A debate in which the candidates met one another in hostility and viciousness might have served its newsgathering purpose more effectively by meeting them in turn with clarity. Even in asking the candidates about their “personal mottoes” in the woebegone not-quite-final segment (the one that preceded O’Donnell calling time prematurely), King could not restrain herself from talking over the prolix but deeply felt statements of Amy Klobuchar and of Joe Biden. The candidates came to the debate with no clear brief — having, led by Warren, been perceived to have done massive damage to Bloomberg the week before, they were led by the moderators to turn on Sanders, a more effective debater. They instead burst into a sort of knives-out nightmare whereby at one point Biden and Klobuchar were angrily warring over who was responsible for the so-called “Boyfriend Loophole.” Klobuchar sitting, her face a mask of grim refusal to engage, as Biden interrupted her answer to explain his past history of advocacy was a strange spectacle, not least because of how unmanaged it seemed. How was this where the debate had ended up?
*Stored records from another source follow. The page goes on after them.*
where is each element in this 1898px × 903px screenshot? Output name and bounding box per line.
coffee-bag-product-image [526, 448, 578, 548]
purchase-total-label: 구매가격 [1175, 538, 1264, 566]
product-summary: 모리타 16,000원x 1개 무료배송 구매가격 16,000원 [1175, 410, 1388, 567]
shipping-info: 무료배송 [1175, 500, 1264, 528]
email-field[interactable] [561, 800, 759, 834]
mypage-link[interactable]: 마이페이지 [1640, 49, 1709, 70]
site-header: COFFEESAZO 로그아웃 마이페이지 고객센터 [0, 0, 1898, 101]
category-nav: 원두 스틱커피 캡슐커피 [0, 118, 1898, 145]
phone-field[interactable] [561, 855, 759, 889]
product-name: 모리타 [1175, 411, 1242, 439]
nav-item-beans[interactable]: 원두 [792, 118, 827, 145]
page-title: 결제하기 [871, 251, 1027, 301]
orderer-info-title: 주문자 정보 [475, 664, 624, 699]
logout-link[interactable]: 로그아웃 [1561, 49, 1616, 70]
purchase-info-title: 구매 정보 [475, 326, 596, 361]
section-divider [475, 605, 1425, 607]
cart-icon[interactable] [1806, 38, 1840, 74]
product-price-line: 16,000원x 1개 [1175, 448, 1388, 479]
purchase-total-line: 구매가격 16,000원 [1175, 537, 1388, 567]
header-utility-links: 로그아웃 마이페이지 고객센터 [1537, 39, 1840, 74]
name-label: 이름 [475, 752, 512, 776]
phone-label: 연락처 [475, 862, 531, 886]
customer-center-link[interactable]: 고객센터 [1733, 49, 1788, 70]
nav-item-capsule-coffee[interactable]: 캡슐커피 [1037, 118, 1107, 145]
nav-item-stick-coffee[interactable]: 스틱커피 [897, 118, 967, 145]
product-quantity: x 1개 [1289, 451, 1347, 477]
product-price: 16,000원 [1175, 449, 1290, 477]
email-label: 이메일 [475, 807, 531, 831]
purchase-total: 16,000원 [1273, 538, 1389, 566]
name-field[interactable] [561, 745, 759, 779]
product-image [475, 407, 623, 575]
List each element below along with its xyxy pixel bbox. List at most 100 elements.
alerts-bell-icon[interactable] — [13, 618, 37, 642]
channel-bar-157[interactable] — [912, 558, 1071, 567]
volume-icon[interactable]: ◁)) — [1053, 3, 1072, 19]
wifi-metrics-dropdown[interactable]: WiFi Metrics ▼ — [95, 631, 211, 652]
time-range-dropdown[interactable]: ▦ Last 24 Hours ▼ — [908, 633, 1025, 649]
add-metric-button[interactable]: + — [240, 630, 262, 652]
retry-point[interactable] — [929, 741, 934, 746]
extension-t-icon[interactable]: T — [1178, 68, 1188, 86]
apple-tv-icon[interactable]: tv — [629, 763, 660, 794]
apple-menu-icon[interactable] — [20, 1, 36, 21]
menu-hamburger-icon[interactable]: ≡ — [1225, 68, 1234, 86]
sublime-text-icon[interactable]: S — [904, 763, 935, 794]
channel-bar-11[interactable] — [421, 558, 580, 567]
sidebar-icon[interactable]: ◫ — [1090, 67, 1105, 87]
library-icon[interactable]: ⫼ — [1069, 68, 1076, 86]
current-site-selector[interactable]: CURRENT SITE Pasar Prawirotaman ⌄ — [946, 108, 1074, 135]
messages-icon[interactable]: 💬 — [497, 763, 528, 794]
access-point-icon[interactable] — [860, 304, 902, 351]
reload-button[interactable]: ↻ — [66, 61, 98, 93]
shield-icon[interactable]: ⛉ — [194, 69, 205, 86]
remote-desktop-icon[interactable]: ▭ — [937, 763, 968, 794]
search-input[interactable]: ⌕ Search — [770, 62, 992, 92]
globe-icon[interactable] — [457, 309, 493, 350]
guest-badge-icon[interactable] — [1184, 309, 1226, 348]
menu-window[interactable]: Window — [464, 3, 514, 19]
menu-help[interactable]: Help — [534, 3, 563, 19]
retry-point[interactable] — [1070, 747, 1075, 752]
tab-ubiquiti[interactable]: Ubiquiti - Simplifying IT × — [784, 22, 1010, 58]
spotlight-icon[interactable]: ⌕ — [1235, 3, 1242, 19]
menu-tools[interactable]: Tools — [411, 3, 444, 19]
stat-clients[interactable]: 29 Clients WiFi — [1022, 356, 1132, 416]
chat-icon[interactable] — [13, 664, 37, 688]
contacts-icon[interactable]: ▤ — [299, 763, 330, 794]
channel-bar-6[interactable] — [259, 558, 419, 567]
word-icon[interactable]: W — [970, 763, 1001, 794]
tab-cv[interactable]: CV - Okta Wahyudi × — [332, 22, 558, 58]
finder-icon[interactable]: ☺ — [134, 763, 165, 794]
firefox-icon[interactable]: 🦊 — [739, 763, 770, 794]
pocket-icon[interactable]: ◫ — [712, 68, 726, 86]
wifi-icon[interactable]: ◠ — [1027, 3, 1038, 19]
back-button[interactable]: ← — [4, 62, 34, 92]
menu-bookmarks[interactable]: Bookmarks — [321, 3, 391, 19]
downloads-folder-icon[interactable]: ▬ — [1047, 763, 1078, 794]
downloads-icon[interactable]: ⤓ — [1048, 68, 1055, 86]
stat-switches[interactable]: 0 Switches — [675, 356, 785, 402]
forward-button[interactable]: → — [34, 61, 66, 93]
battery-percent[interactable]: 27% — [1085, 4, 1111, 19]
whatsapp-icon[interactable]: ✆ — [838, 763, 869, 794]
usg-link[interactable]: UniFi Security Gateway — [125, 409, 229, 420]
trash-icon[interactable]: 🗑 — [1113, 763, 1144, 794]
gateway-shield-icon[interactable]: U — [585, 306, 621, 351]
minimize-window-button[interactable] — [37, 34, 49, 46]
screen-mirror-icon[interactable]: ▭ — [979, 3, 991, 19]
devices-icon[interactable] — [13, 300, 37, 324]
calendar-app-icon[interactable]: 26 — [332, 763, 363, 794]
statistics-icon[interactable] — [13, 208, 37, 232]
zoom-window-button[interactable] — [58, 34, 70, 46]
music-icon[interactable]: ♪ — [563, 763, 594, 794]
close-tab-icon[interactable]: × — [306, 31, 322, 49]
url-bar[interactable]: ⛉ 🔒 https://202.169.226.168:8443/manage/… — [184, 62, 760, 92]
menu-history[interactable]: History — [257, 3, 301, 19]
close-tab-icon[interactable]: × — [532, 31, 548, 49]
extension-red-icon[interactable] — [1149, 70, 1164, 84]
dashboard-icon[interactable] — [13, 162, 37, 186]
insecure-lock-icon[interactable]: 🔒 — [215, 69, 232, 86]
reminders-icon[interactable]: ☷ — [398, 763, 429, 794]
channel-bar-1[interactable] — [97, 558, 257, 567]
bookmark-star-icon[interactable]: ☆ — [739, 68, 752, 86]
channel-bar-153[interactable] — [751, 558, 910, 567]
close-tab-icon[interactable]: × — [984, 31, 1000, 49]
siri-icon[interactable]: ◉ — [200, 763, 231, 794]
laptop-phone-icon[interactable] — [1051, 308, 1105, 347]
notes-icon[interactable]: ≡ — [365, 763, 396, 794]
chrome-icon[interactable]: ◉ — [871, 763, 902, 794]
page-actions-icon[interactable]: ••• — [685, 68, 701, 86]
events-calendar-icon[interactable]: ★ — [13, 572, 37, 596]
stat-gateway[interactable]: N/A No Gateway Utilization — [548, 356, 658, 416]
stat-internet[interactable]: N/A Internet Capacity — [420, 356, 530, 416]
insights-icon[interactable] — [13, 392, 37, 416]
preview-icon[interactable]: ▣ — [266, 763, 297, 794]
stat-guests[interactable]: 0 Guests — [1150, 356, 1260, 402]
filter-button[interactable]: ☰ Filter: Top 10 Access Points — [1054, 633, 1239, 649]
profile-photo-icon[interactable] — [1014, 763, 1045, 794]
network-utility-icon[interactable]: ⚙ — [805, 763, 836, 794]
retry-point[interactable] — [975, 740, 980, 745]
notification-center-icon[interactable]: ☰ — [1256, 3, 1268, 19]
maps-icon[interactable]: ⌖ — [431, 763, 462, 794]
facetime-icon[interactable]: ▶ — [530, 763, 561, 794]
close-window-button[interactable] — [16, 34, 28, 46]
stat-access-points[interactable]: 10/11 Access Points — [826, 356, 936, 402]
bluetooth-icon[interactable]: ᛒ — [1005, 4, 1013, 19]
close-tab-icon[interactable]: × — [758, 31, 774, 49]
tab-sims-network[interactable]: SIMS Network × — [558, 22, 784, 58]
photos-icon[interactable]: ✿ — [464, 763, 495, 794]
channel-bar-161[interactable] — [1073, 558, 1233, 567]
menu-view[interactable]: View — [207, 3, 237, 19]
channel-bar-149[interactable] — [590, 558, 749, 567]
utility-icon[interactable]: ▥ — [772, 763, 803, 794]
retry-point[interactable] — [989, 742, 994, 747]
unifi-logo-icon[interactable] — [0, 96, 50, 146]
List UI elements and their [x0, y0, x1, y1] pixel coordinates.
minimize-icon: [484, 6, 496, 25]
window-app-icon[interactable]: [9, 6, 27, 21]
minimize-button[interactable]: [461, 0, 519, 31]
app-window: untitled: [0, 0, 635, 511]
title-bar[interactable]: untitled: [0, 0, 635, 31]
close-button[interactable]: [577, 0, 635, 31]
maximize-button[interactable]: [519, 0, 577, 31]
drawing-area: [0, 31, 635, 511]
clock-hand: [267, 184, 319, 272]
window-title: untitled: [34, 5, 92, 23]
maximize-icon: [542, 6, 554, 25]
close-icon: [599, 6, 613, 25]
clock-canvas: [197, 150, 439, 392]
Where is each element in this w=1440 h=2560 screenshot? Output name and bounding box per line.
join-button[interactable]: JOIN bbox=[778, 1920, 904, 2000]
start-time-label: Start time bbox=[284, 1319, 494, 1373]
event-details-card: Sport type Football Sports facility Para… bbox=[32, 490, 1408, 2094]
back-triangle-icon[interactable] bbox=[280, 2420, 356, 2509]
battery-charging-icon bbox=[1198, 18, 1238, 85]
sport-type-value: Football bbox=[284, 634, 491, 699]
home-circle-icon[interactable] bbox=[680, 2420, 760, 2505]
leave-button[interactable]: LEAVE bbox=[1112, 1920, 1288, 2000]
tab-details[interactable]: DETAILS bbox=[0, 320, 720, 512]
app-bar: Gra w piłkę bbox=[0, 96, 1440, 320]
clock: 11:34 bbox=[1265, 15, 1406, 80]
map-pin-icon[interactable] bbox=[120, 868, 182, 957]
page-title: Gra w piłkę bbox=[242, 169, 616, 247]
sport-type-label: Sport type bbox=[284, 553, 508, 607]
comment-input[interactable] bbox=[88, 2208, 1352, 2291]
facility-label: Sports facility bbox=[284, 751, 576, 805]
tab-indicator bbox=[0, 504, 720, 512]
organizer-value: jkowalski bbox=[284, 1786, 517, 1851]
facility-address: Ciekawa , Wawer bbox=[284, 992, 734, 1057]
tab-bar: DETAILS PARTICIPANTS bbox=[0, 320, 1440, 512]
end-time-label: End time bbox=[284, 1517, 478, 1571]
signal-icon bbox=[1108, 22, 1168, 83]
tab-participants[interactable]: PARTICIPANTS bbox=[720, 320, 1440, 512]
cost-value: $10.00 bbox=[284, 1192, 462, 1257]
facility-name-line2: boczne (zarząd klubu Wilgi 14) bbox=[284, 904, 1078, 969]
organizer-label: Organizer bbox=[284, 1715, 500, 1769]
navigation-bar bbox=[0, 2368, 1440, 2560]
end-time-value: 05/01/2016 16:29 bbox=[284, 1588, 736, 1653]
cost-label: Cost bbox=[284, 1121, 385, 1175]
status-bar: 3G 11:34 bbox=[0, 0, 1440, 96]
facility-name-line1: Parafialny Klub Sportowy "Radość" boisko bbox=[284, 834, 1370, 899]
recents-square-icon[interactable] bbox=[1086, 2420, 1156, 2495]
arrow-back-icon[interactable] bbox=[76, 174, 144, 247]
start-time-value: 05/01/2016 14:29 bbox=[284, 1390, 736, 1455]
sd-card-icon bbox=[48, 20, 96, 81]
This, again, isn’t all on the candidates. Some of the questions were intended as quick hits on Sanders. Others seemed apparently intended as simple random toggles to the next thing, sacrificing ample opportunity for the conversation to push past first-order insults. The candidates wanted to dig in, and when — rarely — granted time to do so, managed to make real points. (Warren’s second attack on Bloomberg over his organization’s use of NDAs hit hard, again.) The frequent spectacle of four or more candidates with their hands raised, waiting to respond to a point, only to be told the debate was moving on, was striking, and the moderators’ passive-aggressive performance of aggrievement that the candidates wouldn’t play by the tune they set. The debate the candidates wanted to have, one more about philosophies of governance than in halting the proceedings to recite mottoes in the time King would allow before trampling the answer, was vastly more interesting than the one CBS viewers got.